President Donald Trump blasted Vanity Fair on Thursday morning after the publication apologized for posting a “sexist” video earlier in the week, encouraging Hillary Clinton to take up knitting after her defeat in the 2016 presidential election.
“Vanity Fair, which looks like it is on its last legs, is bending over backwards in apologizing for the minor hit they took at Crooked H,” the president tweeted.
He then took a shot at Anna Wintour, the Vogue editor who serves as artistic director for Vanity Fair parent company Conde Nast. “Anna Wintour who was all set to be Amb to Court of St James’s & a big fundraiser for CH, is beside herself in grief & begging for forgiveness!” he tweeted.
Vanity Fair, which looks like it is on its last legs, is bending over backwards in apologizing for the minor hit they took at Crooked H. Anna Wintour, who was all set to be Amb to Court of St James’s & a big fundraiser for CH, is beside herself in grief & begging for forgiveness!
— Donald J. Trump (@realDonaldTrump) December 28, 2017
The magazine’s minute-long video showed writers and editors sipping champagne while coming up with all sorts of things Clinton could be doing now that she’s no longer a presidential hopeful.

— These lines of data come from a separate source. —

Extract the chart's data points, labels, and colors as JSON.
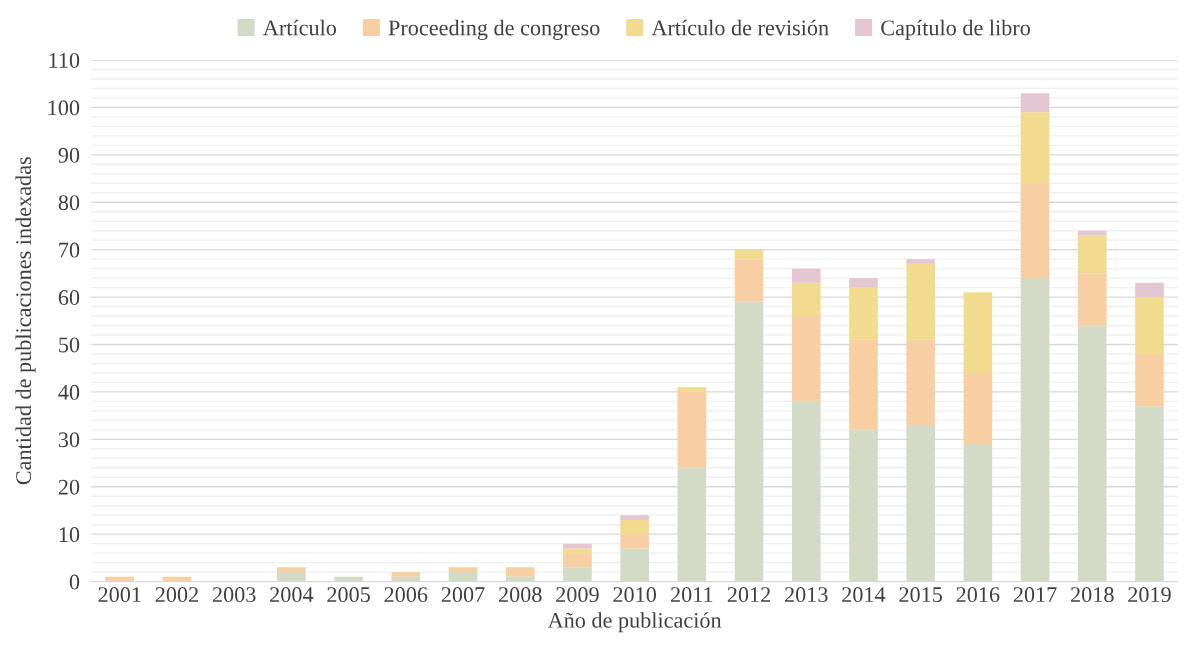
{
  "chart_data": {
    "type": "bar",
    "stacked": true,
    "xlabel": "Año de publicación",
    "ylabel": "Cantidad de publicaciones indexadas",
    "categories": [
      "2001",
      "2002",
      "2003",
      "2004",
      "2005",
      "2006",
      "2007",
      "2008",
      "2009",
      "2010",
      "2011",
      "2012",
      "2013",
      "2014",
      "2015",
      "2016",
      "2017",
      "2018",
      "2019"
    ],
    "series": [
      {
        "name": "Artículo",
        "color": "#d3dbc7",
        "values": [
          0,
          0,
          0,
          2,
          1,
          1,
          2,
          1,
          3,
          7,
          24,
          59,
          38,
          32,
          33,
          29,
          64,
          54,
          37
        ]
      },
      {
        "name": "Proceeding de congreso",
        "color": "#f8cfa2",
        "values": [
          1,
          1,
          0,
          1,
          0,
          1,
          1,
          2,
          3,
          3,
          16,
          9,
          18,
          19,
          18,
          15,
          20,
          11,
          11
        ]
      },
      {
        "name": "Artículo de revisión",
        "color": "#f0db8f",
        "values": [
          0,
          0,
          0,
          0,
          0,
          0,
          0,
          0,
          1,
          3,
          1,
          2,
          7,
          11,
          16,
          17,
          15,
          8,
          12
        ]
      },
      {
        "name": "Capítulo de libro",
        "color": "#e5c7d3",
        "values": [
          0,
          0,
          0,
          0,
          0,
          0,
          0,
          0,
          1,
          1,
          0,
          0,
          3,
          2,
          1,
          0,
          4,
          1,
          3
        ]
      }
    ],
    "ylim": [
      0,
      110
    ],
    "yticks": [
      0,
      {
        "value": 2,
        "label": null
      },
      {
        "value": 4,
        "label": null
      },
      {
        "value": 6,
        "label": null
      },
      {
        "value": 8,
        "label": null
      },
      10,
      {
        "value": 12,
        "label": null
      },
      {
        "value": 14,
        "label": null
      },
      {
        "value": 16,
        "label": null
      },
      {
        "value": 18,
        "label": null
      },
      20,
      {
        "value": 22,
        "label": null
      },
      {
        "value": 24,
        "label": null
      },
      {
        "value": 26,
        "label": null
      },
      {
        "value": 28,
        "label": null
      },
      30,
      {
        "value": 32,
        "label": null
      },
      {
        "value": 34,
        "label": null
      },
      {
        "value": 36,
        "label": null
      },
      {
        "value": 38,
        "label": null
      },
      40,
      {
        "value": 42,
        "label": null
      },
      {
        "value": 44,
        "label": null
      },
      {
        "value": 46,
        "label": null
      },
      {
        "value": 48,
        "label": null
      },
      50,
      {
        "value": 52,
        "label": null
      },
      {
        "value": 54,
        "label": null
      },
      {
        "value": 56,
        "label": null
      },
      {
        "value": 58,
        "label": null
      },
      60,
      {
        "value": 62,
        "label": null
      },
      {
        "value": 64,
        "label": null
      },
      {
        "value": 66,
        "label": null
      },
      {
        "value": 68,
        "label": null
      },
      70,
      {
        "value": 72,
        "label": null
      },
      {
        "value": 74,
        "label": null
      },
      {
        "value": 76,
        "label": null
      },
      {
        "value": 78,
        "label": null
      },
      80,
      {
        "value": 82,
        "label": null
      },
      {
        "value": 84,
        "label": null
      },
      {
        "value": 86,
        "label": null
      },
      {
        "value": 88,
        "label": null
      },
      90,
      {
        "value": 92,
        "label": null
      },
      {
        "value": 94,
        "label": null
      },
      {
        "value": 96,
        "label": null
      },
      {
        "value": 98,
        "label": null
      },
      100,
      {
        "value": 102,
        "label": null
      },
      {
        "value": 104,
        "label": null
      },
      {
        "value": 106,
        "label": null
      },
      {
        "value": 108,
        "label": null
      },
      110
    ],
    "grid": "y",
    "legend": "top"
  }
}
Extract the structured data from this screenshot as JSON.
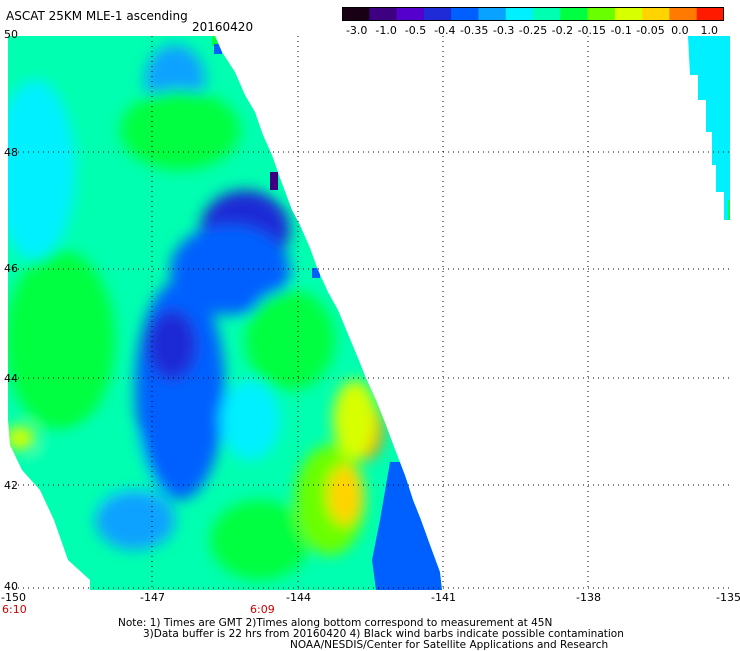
{
  "title": "ASCAT 25KM MLE-1 ascending",
  "date": "20160420",
  "colorbar": {
    "ticks": [
      "-3.0",
      "-1.0",
      "-0.5",
      "-0.4",
      "-0.35",
      "-0.3",
      "-0.25",
      "-0.2",
      "-0.15",
      "-0.1",
      "-0.05",
      "0.0",
      "1.0"
    ],
    "colors": [
      "#1a0014",
      "#3d0080",
      "#5500cc",
      "#1f2bd6",
      "#0060ff",
      "#0aa2ff",
      "#00f0ff",
      "#00ffb0",
      "#00ff40",
      "#6aff00",
      "#d8ff00",
      "#ffd400",
      "#ff7a00",
      "#ff1a00"
    ]
  },
  "axes": {
    "x_ticks": [
      "-150",
      "-147",
      "-144",
      "-141",
      "-138",
      "-135"
    ],
    "y_ticks": [
      "50",
      "48",
      "46",
      "44",
      "42",
      "40"
    ],
    "time_labels": [
      "6:10",
      "6:09"
    ]
  },
  "notes": [
    "Note: 1) Times are GMT 2)Times along bottom correspond to measurement at 45N",
    "3)Data buffer is 22 hrs from 20160420 4) Black wind barbs indicate possible contamination",
    "NOAA/NESDIS/Center for Satellite Applications and Research"
  ],
  "colors": {
    "axis": "#000000",
    "grid": "#000000",
    "time_label": "#cc0000",
    "background": "#ffffff"
  }
}
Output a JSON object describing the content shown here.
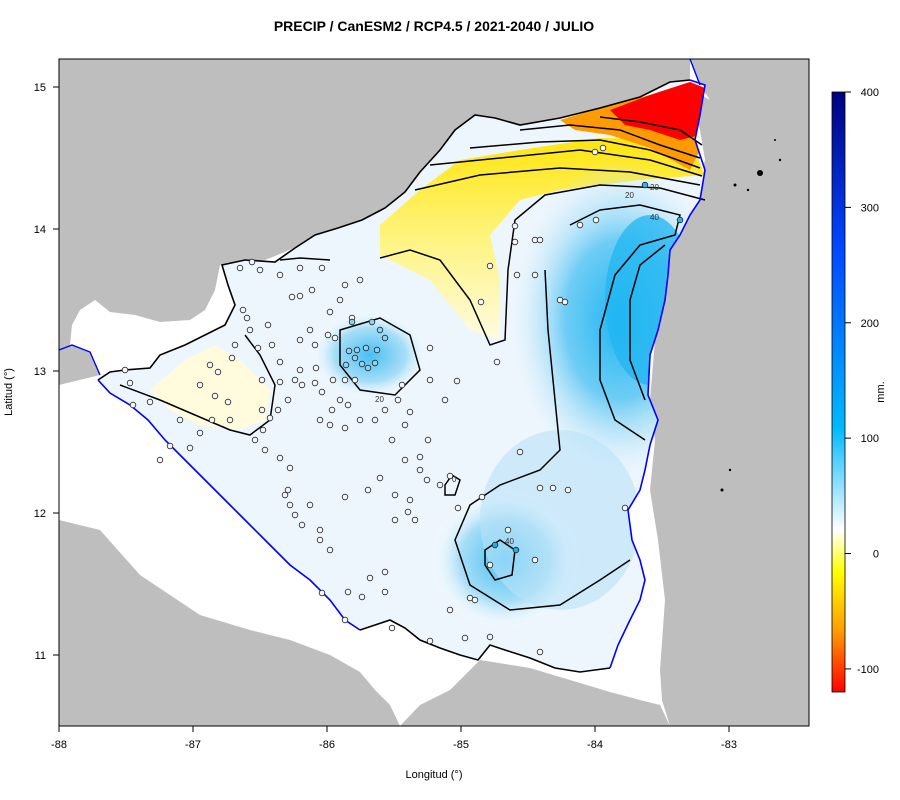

Commenters were quick to denounce as “sexist” the suggestion of writer Maya Kosoff that Clinton “take up a new hobby in the new year. Volunteer work, knitting, improv comedy ― literally anything that will keep you from running again.”
By day’s end, the magazine issued an apology. A spokeswoman for the publication told TheWrap: “It was an attempt at humor and we regret that it missed the mark.”
A rep for Conde Nast did not immediately respond to a request for comment to Trump’s response.
This wasn’t the first time Trump has gone after Vanity Fair; he’s sent dozens of tweets about former editor Graydon Carter, who led the magazine for a quarter century, over the years. The president said in 2012 he “can’t wait” for Vanity Fair to fold, which he said would be “sooner rather than later” with Carter running the show. He even kept the barbs coming after winning the 2016 U.S. election, tweeting last December the magazine’s numbers were “way down” and that Carter was a “no talent.”
Carter seemed to take the ridicule in stride. When he announced his exit from Vanity Fair earlier this year, he said he’d made good use of Trump’s tweets.
“I blew up all the tweets and I framed them all,” said Carter in the New York Times. “They’re all on a wall — this is the only wall Trump’s built — outside my office.”